I have a friend who said something about phantasmagoric. That's not real, is it?

Yes, indeed, phantasmagoria and all of its phantasmagorically fabulous word forms have been around for at least a couple hundred years. Edgar Allan Poe showed his fondness for the long and magical-sounding term when he wrote The Fall of the House of Usher, which was first published in 1839.
 

Phantasmagoria fits Poe's spooky settings because the word itself refers to waves of rapidly changing elements, both real and imaginary, pulsing through scenes — like dreams adrift with specters and imaginary spirits.
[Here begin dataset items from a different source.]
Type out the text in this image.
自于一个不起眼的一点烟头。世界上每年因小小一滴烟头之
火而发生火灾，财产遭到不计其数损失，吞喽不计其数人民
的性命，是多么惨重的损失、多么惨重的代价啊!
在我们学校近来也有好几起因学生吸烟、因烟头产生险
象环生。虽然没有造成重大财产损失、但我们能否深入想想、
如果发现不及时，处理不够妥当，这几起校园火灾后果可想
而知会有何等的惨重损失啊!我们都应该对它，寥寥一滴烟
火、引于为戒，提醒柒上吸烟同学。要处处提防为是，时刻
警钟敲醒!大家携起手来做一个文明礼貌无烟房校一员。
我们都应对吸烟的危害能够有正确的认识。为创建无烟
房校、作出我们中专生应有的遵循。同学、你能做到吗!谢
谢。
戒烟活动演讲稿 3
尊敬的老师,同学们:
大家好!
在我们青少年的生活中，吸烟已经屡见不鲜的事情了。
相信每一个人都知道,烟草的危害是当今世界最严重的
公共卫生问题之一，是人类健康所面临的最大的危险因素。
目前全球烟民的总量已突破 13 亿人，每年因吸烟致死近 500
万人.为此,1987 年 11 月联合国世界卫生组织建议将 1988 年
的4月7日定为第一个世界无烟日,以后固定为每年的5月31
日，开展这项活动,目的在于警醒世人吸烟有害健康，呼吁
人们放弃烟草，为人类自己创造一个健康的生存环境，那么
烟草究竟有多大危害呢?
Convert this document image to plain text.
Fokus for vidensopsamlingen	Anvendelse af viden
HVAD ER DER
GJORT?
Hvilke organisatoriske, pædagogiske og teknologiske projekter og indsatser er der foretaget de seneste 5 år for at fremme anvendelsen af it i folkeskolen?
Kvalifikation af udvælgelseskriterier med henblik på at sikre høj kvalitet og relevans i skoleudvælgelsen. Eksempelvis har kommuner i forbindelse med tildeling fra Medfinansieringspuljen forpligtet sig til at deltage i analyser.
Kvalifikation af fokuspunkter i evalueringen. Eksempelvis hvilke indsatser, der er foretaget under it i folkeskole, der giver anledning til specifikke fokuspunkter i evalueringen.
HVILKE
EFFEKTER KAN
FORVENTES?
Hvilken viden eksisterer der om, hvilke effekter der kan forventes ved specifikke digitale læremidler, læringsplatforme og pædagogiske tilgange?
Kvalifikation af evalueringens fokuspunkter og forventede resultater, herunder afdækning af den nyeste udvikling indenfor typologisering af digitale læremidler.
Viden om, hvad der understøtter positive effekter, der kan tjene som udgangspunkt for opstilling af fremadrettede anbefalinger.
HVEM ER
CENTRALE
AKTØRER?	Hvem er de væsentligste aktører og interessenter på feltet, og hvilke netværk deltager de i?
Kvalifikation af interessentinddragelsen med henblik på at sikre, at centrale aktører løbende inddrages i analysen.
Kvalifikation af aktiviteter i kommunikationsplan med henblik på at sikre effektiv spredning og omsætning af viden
Poe weaves phantasmagoric three times into his gloomy short story, The Fall of the House of Usher:

First in

While the objects around me — while the carvings of the ceilings, the sombre tapestries of the walls, the ebon blackness of the floors, and the phantasmagoric armorial trophies which rattled as I strode, were but matters to which, or to such as which, I had been accustomed from my infancy — while I hesitated not to acknowledge how familiar was all this — I still wondered to find how unfamiliar were the fancies which ordinary images were stirring up.

Then later in

All is gray shadow — a weak and irregular remembrance — an indistinct regathering of feeble pleasures and phantasmagoric pains.

And finally, in

One of the phantasmagoric conceptions of my friend, partaking not so rigidly of the spirit of abstraction, may be shadowed forth, although feebly, in words.